Wer mag, kann das Wasm Component Model schon heute ausprobieren. Eine kürzlich vorgestellte Plattform, die darauf aufbaut, ist Spin von Fermyon. Spin ist ein Framework zur Entwicklung von Event-getriebenen Microservices mit Wasm-Komponenten, das in Rust geschrieben ist, jedoch schon jetzt neben Rust weitere Programmiersprachen wie Go unterstützt. Spin kann sowohl mit WAGI-Handlern als auch mit Wasm Components umgehen. WAGI bietet die Kompatibilität zu Sprachen, die Wasm Components noch nicht unterstützen. In Rust empfiehlt es sich aber, auf die neueren und zukunftsträchtigeren Wasm Components zu setzen.

Der folgende Codeausschnitt soll veranschaulichen, wie Spin funktioniert. Gezeigt wird eine "Hello World"-Wasm-Komponente, die sich durch eingehende HTTP-Requests aktivieren lässt und die eine einfache HTTP-Response zurückgibt. Neben dem hier demonstrierten HTTP-Trigger enthält Spin bereits einen solchen für eingehende Nachrichten in Redis Channels.
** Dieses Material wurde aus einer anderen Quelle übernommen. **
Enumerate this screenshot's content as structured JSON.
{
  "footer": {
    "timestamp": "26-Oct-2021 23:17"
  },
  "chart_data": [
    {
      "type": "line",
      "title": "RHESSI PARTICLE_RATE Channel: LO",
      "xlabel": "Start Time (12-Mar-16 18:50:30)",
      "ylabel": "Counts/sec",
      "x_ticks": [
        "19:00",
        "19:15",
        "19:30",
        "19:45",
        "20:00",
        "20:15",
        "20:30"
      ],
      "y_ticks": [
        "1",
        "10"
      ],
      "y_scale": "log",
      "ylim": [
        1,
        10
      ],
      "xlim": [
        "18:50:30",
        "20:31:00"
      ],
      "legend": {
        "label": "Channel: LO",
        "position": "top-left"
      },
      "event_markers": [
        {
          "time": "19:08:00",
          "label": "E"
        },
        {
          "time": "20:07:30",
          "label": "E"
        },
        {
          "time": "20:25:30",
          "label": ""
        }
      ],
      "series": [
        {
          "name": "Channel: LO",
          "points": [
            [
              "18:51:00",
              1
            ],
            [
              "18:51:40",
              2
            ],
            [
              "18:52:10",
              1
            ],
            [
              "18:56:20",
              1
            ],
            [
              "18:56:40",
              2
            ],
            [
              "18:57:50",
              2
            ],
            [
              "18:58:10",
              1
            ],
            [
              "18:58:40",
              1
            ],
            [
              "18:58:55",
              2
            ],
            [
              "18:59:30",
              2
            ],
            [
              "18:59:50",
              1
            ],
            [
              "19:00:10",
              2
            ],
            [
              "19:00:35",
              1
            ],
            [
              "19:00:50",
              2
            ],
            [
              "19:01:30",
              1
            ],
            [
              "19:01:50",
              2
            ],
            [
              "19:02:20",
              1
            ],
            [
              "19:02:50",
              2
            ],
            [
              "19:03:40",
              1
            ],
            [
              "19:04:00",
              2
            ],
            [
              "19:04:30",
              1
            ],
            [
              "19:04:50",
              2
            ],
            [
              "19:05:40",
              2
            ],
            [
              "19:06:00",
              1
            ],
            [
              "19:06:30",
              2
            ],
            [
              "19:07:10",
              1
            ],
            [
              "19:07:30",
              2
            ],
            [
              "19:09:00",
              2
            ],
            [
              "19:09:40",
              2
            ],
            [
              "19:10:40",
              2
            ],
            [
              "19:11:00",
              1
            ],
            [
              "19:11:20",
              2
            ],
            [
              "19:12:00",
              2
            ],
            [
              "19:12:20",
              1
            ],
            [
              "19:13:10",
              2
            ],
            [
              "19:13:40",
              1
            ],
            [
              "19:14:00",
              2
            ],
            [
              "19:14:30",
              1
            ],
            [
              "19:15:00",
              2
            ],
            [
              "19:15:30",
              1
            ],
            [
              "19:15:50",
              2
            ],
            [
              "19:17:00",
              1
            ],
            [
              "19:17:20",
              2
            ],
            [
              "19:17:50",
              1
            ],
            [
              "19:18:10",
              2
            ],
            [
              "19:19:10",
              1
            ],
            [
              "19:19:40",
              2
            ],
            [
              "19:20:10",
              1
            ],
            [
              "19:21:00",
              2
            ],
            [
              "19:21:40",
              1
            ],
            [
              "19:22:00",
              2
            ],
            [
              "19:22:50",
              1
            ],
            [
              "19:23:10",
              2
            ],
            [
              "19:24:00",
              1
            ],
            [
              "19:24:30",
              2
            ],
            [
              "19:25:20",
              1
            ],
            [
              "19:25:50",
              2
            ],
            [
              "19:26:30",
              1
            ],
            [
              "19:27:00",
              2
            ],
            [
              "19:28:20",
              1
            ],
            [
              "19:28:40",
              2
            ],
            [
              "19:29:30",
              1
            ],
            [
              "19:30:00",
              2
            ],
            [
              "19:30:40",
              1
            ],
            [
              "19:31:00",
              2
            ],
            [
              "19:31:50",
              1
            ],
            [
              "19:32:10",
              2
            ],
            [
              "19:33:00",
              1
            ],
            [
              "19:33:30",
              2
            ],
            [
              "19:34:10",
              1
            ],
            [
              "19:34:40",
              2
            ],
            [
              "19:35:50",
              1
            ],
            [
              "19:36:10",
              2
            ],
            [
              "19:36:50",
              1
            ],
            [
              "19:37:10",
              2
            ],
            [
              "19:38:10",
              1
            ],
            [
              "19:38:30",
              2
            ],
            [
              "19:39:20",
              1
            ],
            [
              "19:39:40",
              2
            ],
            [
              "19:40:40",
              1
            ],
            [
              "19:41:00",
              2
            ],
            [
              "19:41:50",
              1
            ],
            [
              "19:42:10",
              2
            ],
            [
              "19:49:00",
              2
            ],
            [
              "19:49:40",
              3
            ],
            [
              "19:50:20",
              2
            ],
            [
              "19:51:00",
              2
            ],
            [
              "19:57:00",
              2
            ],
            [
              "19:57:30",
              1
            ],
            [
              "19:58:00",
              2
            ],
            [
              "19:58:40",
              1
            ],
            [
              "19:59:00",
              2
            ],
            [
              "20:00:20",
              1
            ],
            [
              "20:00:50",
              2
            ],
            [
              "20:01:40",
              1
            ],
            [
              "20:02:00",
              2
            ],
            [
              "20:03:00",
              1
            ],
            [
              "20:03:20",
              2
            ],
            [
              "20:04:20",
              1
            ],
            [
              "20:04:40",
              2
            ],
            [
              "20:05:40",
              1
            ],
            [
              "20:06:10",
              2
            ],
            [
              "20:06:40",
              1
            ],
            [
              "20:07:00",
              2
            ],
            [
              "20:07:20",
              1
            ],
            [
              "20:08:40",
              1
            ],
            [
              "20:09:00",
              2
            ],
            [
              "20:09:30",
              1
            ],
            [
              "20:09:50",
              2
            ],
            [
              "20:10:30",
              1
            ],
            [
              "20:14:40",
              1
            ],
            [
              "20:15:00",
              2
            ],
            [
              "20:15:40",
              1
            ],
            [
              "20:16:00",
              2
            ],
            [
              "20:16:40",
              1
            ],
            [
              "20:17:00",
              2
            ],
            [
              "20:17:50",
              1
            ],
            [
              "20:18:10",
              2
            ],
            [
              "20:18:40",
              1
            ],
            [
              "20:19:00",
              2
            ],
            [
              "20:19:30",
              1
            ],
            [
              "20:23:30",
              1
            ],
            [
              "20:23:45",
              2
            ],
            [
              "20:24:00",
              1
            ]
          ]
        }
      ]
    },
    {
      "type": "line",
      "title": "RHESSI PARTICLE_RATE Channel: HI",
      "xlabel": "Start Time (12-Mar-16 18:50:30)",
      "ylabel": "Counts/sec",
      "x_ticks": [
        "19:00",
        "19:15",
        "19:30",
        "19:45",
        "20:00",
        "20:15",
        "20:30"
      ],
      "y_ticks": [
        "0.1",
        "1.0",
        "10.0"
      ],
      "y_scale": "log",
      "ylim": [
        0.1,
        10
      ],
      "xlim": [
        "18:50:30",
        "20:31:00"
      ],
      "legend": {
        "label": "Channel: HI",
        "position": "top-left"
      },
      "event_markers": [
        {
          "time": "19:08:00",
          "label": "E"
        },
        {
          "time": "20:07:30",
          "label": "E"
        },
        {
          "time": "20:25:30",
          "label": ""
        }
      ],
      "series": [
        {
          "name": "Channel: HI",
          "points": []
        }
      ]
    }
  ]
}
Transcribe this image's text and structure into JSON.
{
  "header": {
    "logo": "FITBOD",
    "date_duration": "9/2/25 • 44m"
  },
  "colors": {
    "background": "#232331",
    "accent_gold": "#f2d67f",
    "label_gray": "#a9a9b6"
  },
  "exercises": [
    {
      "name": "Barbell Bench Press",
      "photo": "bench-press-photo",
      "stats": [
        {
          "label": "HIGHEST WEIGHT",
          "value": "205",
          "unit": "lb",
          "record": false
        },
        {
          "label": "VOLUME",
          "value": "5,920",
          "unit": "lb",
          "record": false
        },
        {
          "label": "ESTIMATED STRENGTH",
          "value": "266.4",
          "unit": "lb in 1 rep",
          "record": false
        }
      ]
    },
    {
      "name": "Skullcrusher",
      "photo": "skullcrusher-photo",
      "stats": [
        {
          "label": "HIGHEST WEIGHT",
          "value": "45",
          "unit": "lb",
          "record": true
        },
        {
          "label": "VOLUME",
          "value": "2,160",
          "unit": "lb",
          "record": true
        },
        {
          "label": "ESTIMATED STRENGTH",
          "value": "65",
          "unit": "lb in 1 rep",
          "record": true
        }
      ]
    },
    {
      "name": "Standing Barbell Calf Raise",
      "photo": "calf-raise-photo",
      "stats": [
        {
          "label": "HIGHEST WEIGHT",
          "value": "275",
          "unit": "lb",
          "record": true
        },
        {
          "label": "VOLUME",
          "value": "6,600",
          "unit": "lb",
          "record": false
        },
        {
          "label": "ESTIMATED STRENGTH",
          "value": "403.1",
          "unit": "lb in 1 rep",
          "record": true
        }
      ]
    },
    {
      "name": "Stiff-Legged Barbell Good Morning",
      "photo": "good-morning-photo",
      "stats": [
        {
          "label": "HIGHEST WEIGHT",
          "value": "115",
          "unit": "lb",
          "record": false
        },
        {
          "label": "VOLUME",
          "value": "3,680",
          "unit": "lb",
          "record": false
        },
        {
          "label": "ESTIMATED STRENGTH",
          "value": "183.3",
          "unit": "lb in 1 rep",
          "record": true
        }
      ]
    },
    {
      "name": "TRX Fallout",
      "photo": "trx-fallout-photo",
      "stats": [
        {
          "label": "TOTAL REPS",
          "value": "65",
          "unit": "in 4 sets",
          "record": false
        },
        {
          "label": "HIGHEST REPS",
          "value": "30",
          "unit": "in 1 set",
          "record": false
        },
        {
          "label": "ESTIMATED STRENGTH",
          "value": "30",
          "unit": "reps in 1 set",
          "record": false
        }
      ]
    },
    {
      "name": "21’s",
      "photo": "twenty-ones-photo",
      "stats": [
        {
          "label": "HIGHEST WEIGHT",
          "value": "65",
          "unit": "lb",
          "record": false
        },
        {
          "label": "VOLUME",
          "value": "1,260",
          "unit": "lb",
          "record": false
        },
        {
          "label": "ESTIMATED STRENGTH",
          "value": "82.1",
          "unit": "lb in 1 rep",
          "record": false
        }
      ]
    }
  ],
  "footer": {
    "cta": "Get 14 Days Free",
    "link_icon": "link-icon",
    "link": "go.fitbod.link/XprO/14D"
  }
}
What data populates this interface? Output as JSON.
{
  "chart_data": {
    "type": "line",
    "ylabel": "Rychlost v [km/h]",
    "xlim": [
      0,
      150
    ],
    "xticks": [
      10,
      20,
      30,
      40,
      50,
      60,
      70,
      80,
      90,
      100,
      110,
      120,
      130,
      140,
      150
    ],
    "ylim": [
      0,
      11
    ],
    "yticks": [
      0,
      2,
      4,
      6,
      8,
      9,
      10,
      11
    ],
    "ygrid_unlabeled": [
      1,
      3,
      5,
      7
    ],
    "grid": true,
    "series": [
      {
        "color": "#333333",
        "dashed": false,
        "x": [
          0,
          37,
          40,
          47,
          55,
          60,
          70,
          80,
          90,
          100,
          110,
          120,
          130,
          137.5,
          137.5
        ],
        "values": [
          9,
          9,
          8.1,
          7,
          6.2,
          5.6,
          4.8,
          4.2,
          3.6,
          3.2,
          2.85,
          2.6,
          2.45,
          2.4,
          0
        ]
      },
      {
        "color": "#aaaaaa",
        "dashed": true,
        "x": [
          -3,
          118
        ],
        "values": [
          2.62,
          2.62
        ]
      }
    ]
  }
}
Es ist abzusehen, dass bald weitere Trigger folgen werden.

use anyhow::Result;
use spin_sdk::{
    http::{Request, Response},
    http_component,
};

#[http_component]
fn hello_world(req: Request) -> Result<Response> {
    println!("{:?}", req);
    Ok(http::Response::builder()
        .status(200)
        .body(Some("Hello, heise!".into()))?)
}

Listing: Spin "Hello World"

Eine Konfigurationsdatei (spin.toml) definiert das Routing. Außerdem lassen sich in der Datei Zugriffe auf gewisse Verzeichnisse oder Domänen freigeben (über WASI).

spin_version = "1"
name = "spin-hello-world"
version = "1.0.0"
trigger = { type = "http", base = "/" }

[[component]]
id = "hello"
source = "target/wasm32-wasi/release/spinhelloworld.wasm"
[component.trigger]
route = "/hello"

Listing: Spin-Konfiguration

Spin ist ein gutes Beispiel dafür, wie das Zusammenfügen leichtgewichtiger Wasm-Module zu Anwendungen in Zukunft funktionieren kann. Die Wasm-Module lassen sich wie Container unabhängig voneinander aktualisieren und sind in dem, was sie tun können, eingeschränkt. Die Performancenachteile, die es bei der Kommunikation zwischen Containern gibt, entfallen allerdings.